Don’t be that guy. With Microsoft 365, you have everything required for a seriously secure experience – so long as it is properly configured.
The good news: setting it up isn’t difficult, and you can do most of it yourself. Check out these five tips and tricks for often overlooked features and recommendations - and get a more secure Microsoft 365.
With MFA built into Microsoft 365, and with Microsoft MFA simple yet effective, ‘you’d be crazy not to use it’. Turn it on for all administrators and all users.
The most common vulnerabilities today include business email compromise, the use of legacy protocols which have only basic authentication, and password reuse. MFA instantly bypasses all these vulnerabilities, blocking up to 99.9 percent of account compromises.
Microsoft has made things easier with the recent introduction of Combined MFA and Self-Service Password Reset (SSPR) registration. Users register for MFA and SSPR in the same portal.
With MFA, knowing or cracking the password won’t be enough to gain access. And enabling it is literally a flick of a switch. Just like that.
I often see administrators using their daily or personal accounts as a ‘Global Administrator’, performing various tasks (provisioning users, managing access, etc.). This is a bad idea which leaves your organisation vulnerable. Instead, create dedicated Admin accounts, rename them, and limit the number of Azure AD ‘Global Administrator’ roles. We recommend fewer than 5 such accounts, and never sharing them.
The reason is that administrative accounts are valuable targets for hackers because they permit access to your organisation’s settings and most of the data.
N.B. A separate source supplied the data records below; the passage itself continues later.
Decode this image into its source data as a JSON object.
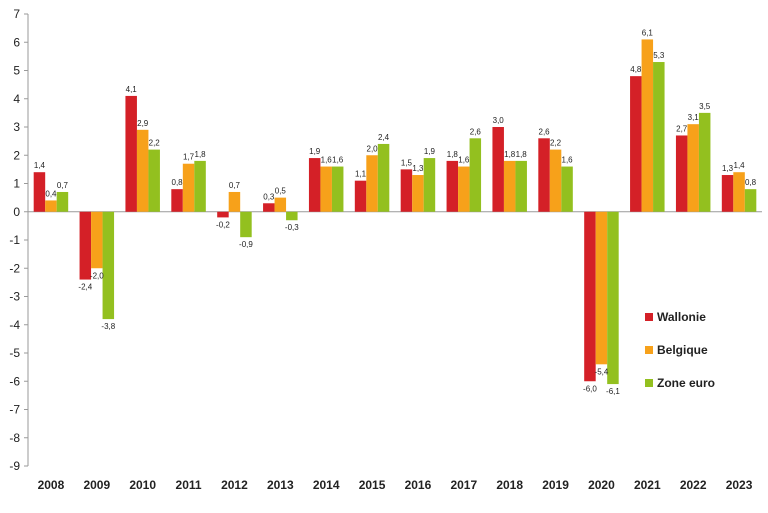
{
  "chart_data": {
    "type": "bar",
    "title": "",
    "xlabel": "",
    "ylabel": "",
    "ylim": [
      -9,
      7
    ],
    "yticks": [
      7,
      6,
      5,
      4,
      3,
      2,
      1,
      0,
      -1,
      -2,
      -3,
      -4,
      -5,
      -6,
      -7,
      -8,
      -9
    ],
    "ytick_labels": [
      "7",
      "6",
      "5",
      "4",
      "3",
      "2",
      "1",
      "0",
      "-1",
      "-2",
      "-3",
      "-4",
      "-5",
      "-6",
      "-7",
      "-8",
      "-9"
    ],
    "categories": [
      "2008",
      "2009",
      "2010",
      "2011",
      "2012",
      "2013",
      "2014",
      "2015",
      "2016",
      "2017",
      "2018",
      "2019",
      "2020",
      "2021",
      "2022",
      "2023"
    ],
    "series": [
      {
        "name": "Wallonie",
        "color": "#d42027",
        "values": [
          1.4,
          -2.4,
          4.1,
          0.8,
          -0.2,
          0.3,
          1.9,
          1.1,
          1.5,
          1.8,
          3.0,
          2.6,
          -6.0,
          4.8,
          2.7,
          1.3
        ],
        "labels": [
          "1,4",
          "-2,4",
          "4,1",
          "0,8",
          "-0,2",
          "0,3",
          "1,9",
          "1,1",
          "1,5",
          "1,8",
          "3,0",
          "2,6",
          "-6,0",
          "4,8",
          "2,7",
          "1,3"
        ]
      },
      {
        "name": "Belgique",
        "color": "#f7a11a",
        "values": [
          0.4,
          -2.0,
          2.9,
          1.7,
          0.7,
          0.5,
          1.6,
          2.0,
          1.3,
          1.6,
          1.8,
          2.2,
          -5.4,
          6.1,
          3.1,
          1.4
        ],
        "labels": [
          "0,4",
          "-2,0",
          "2,9",
          "1,7",
          "0,7",
          "0,5",
          "1,6",
          "2,0",
          "1,3",
          "1,6",
          "1,8",
          "2,2",
          "-5,4",
          "6,1",
          "3,1",
          "1,4"
        ]
      },
      {
        "name": "Zone euro",
        "color": "#93c01f",
        "values": [
          0.7,
          -3.8,
          2.2,
          1.8,
          -0.9,
          -0.3,
          1.6,
          2.4,
          1.9,
          2.6,
          1.8,
          1.6,
          -6.1,
          5.3,
          3.5,
          0.8
        ],
        "labels": [
          "0,7",
          "-3,8",
          "2,2",
          "1,8",
          "-0,9",
          "-0,3",
          "1,6",
          "2,4",
          "1,9",
          "2,6",
          "1,8",
          "1,6",
          "-6,1",
          "5,3",
          "3,5",
          "0,8"
        ]
      }
    ],
    "legend": {
      "placement": "right",
      "entries": [
        "Wallonie",
        "Belgique",
        "Zone euro"
      ]
    },
    "grid": false
  }
}
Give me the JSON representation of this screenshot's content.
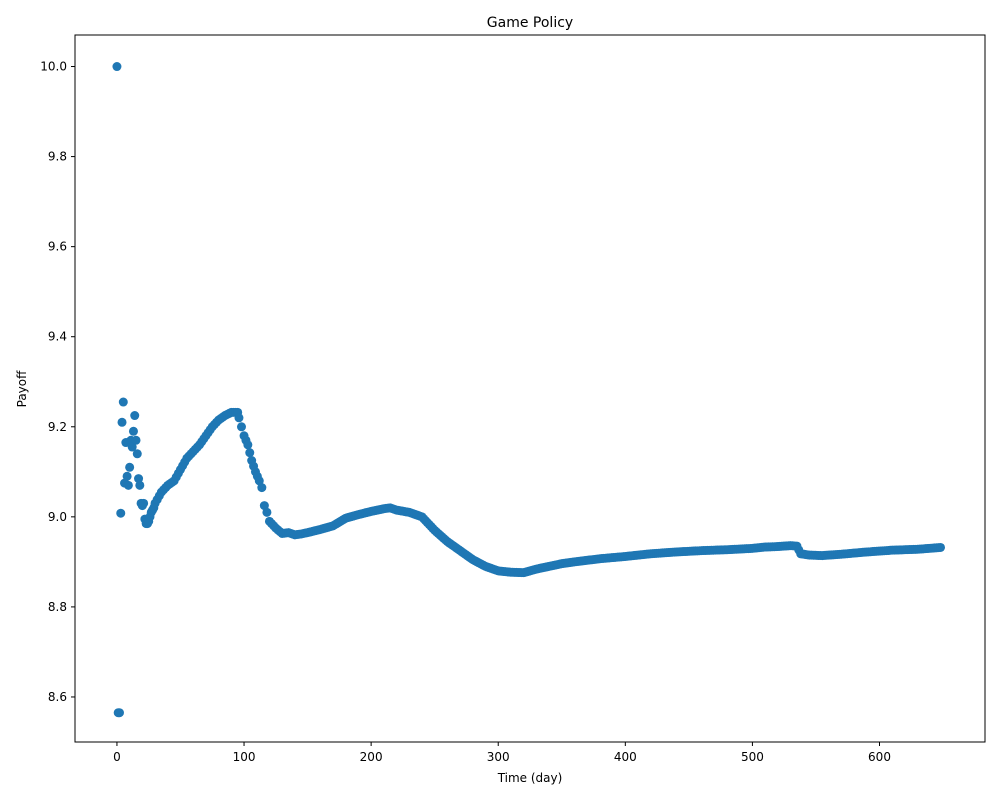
{
  "chart_data": {
    "type": "scatter",
    "title": "Game Policy",
    "xlabel": "Time (day)",
    "ylabel": "Payoff",
    "xlim": [
      -33,
      683
    ],
    "ylim": [
      8.5,
      10.07
    ],
    "xticks": [
      0,
      100,
      200,
      300,
      400,
      500,
      600
    ],
    "yticks": [
      8.6,
      8.8,
      9.0,
      9.2,
      9.4,
      9.6,
      9.8,
      10.0
    ],
    "ytick_labels": [
      "8.6",
      "8.8",
      "9.0",
      "9.2",
      "9.4",
      "9.6",
      "9.8",
      "10.0"
    ],
    "grid": false,
    "marker_color": "#1f77b4",
    "series": [
      {
        "x": [
          0,
          1,
          2,
          3,
          4,
          5,
          6,
          7,
          8,
          9,
          10,
          11,
          12,
          13,
          14,
          15,
          16,
          17,
          18,
          19,
          20,
          21,
          22,
          23,
          24,
          25,
          26,
          27,
          28,
          29,
          30,
          35,
          40,
          45,
          50,
          55,
          60,
          65,
          70,
          75,
          80,
          85,
          90,
          95,
          96,
          98,
          100,
          103,
          106,
          109,
          112,
          114,
          116,
          118,
          120,
          125,
          130,
          135,
          140,
          145,
          150,
          160,
          170,
          180,
          190,
          200,
          210,
          215,
          220,
          230,
          240,
          250,
          260,
          270,
          280,
          290,
          300,
          310,
          320,
          330,
          340,
          350,
          360,
          380,
          400,
          420,
          440,
          460,
          480,
          500,
          510,
          520,
          530,
          535,
          538,
          545,
          555,
          570,
          590,
          610,
          630,
          648
        ],
        "y": [
          10.0,
          8.565,
          8.565,
          9.008,
          9.21,
          9.255,
          9.075,
          9.165,
          9.09,
          9.07,
          9.11,
          9.17,
          9.155,
          9.19,
          9.225,
          9.17,
          9.14,
          9.085,
          9.07,
          9.03,
          9.025,
          9.03,
          8.995,
          8.985,
          8.985,
          8.99,
          9.0,
          9.01,
          9.015,
          9.02,
          9.03,
          9.055,
          9.07,
          9.08,
          9.105,
          9.13,
          9.145,
          9.16,
          9.18,
          9.2,
          9.215,
          9.225,
          9.232,
          9.232,
          9.22,
          9.2,
          9.18,
          9.16,
          9.125,
          9.1,
          9.08,
          9.065,
          9.025,
          9.01,
          8.99,
          8.975,
          8.963,
          8.965,
          8.96,
          8.962,
          8.965,
          8.972,
          8.98,
          8.997,
          9.005,
          9.012,
          9.018,
          9.02,
          9.015,
          9.01,
          9.0,
          8.97,
          8.945,
          8.925,
          8.905,
          8.89,
          8.88,
          8.877,
          8.876,
          8.884,
          8.89,
          8.896,
          8.9,
          8.907,
          8.912,
          8.918,
          8.922,
          8.925,
          8.927,
          8.93,
          8.933,
          8.934,
          8.936,
          8.935,
          8.918,
          8.915,
          8.914,
          8.917,
          8.922,
          8.926,
          8.928,
          8.932
        ]
      }
    ]
  }
}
A further tip is turning on Customer Lockbox. This addresses situations where Office 365 Administrators need explicit control of the tenant. Customer Lockbox ensures Microsoft can’t access your content to perform a service operation without your explicit approval. It also records all interactions for auditing purposes.
Administrators often joke that users are the problem when it comes to security. They’re not wrong, of course, because if you don’t have users, you don’t have security issues. You also don’t have a company, so making the most of how users interact with your systems is the task at hand.
Using Conditional Access, you can get users to register for the MFA and SSPR discussed in Point 1 above. Conditional Access provides various controls, including a ‘location’ condition which restricts MFA/SSPR registrations from trusted network locations. Other controls include:
· Sign-in frequency, which lets you determine how often users must sign in to enjoy access to their applications and data (set to daily and eliminate the risk of sessions left open for months).
· Persistent browser sessions. A persistent browser session allows users to remain signed in after closing and reopening their browser window. By choosing ‘never persistent’ in session control, users must sign in again for new browsers sessions. This prevents unauthorised access via the browser, as only the person with the right username and password – and MFA, of course! – can get in.
Azure Active Directory works hand in hand with Microsoft 365, providing control over identity and access (and bear in mind almost all hacks focus on identity first, then access).
Let’s look at how to block legacy authentication with Azure AD using Conditional Access; you want to block legacy authentication, of course, so that MFA is exclusively used instead.
There are three steps to help blocking legacy authentication:
1. In the Azure portal, use Azure AD Sign-ins to identify legacy authentication. Filter by client app to identify sign-ins by modern and legacy authentication. Client apps, including Browser or Mobile Apps and Desktop clients, are considered modern, while the others, such as IMAP, POP, and MAPI are considered legacy.
2. With legacy authentication identified, use Conditional Access with ‘report-only’ mode to monitor the impact of blocking. Policies in ‘report-only’ mode are evaluated at sign-in, but the grant controls are not enforced, so you can see who is using legacy authentication in real time without blocking them.
3. Should the impact on users be deemed acceptable and manageable, the final step is turning on the ‘Block Legacy Authentication’ policy.
Staying in the Azure AD portal, let’s examine activity controls from a governance perspective. Many customers manage your users, groups, and organisation settings in Microsoft 365 Admin Portal, but haven’t gone through the Azure AD settings or features in the Azure portal.
This means Azure AD activity controls are routinely overlooked.
When collaborating with external organisations, Azure AD provides external user invitation, controlling who users can invite to collaborate within your Microsoft 365 environment. By default, all users and existing guests in your directory can invite guests, even if they are not assigned an admin role. This is an obvious vulnerability.
Restrictions controlling who users can invite should include:
· Only Admins and Users with ‘Guest Inviter Roles’ assigned should be permitted to invite guest users.
· Use the ‘Allow invitation only to specific domains’ setting. This furthers lock down invitations to target domains.